We’re presently opening an curiosity listing. Go to the hyperlink to get notified as quickly because the official guidelines, dates, and prize swimming pools are introduced. (Coming quickly!)
Conclusion
The OfficeQA benchmark represents a big step towards evaluating AI brokers on economically helpful, real-world grounded reasoning duties. By grounding our benchmark within the U.S. Treasury Bulletins, a corpus of practically 89,000 pages spanning over eight a long time, we now have created a difficult testbed that requires brokers to parse complicated tables, retrieve data throughout many paperwork, and carry out analytical reasoning with excessive precision.
The OfficeQA benchmark is freely obtainable to the analysis group and might be discovered right here.

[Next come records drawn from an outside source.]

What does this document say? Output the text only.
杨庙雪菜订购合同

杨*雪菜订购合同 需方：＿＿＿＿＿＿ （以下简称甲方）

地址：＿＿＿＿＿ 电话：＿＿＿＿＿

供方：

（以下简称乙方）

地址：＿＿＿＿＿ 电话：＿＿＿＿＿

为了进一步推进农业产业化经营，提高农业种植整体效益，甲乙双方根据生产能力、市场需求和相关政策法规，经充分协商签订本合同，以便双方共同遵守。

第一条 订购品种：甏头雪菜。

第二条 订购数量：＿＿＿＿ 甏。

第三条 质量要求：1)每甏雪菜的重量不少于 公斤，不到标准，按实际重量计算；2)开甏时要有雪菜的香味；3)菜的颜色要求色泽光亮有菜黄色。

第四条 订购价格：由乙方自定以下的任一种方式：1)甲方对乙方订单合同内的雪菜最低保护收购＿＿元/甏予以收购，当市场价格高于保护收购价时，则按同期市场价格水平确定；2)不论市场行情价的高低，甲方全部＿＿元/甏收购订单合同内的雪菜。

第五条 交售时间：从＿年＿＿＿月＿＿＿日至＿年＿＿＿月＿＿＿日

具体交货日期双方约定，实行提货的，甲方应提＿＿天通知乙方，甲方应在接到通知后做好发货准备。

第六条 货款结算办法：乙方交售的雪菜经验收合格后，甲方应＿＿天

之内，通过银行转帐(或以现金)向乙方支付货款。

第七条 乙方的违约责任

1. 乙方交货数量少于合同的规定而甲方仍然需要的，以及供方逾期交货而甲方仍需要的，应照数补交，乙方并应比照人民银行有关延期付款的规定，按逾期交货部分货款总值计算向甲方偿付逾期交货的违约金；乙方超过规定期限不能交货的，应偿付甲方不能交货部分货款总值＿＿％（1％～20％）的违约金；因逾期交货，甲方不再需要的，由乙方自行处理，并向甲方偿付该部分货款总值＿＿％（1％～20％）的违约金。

We encourage groups to discover OfficeQA and current options on the benchmark as a part of the Databricks Grounded Reasoning Cup.
Authors: Arnav Singhvi, Krista Opsahl-Ong, Jasmine Collins, Ivan Zhou, Cindy Wang, Ashutosh Baheti, Jacob Portes, Sam Havens, Erich Elsen, Michael Bendersky, Matei Zaharia, Xing Chen.
We’d prefer to thank Dipendra Kumar Misra, Owen Oertell, Andrew Drozdov, Jonathan Chang, Simon Favreau-Lessard, Erik Lindgren, Pallavi Koppol, Veronica Lyu, in addition to SuperAnnotate and Turing for serving to to create the questions in OfficeQA.
Lastly, we’d additionally prefer to thank USAFacts for his or her steerage in figuring out the U.S. Treasury Bulletins and offering suggestions to make sure questions had been topical and related.
1 We tried to guage the not too long ago launched Gemini File Search Device API as a part of a consultant Gemini Agent baseline with Gemini 3. Nevertheless, about 30% of the PDFs and parsed PDFs within the OfficeQA corpus did not ingest, and the File Search Device is incompatible with the Google Search Device. Since this could restrict the agent from answering OfficeQA questions that want exterior data, we excluded this setup from our baseline analysis. We’ll revisit it as soon as ingestion works reliably so we are able to measure its efficiency precisely.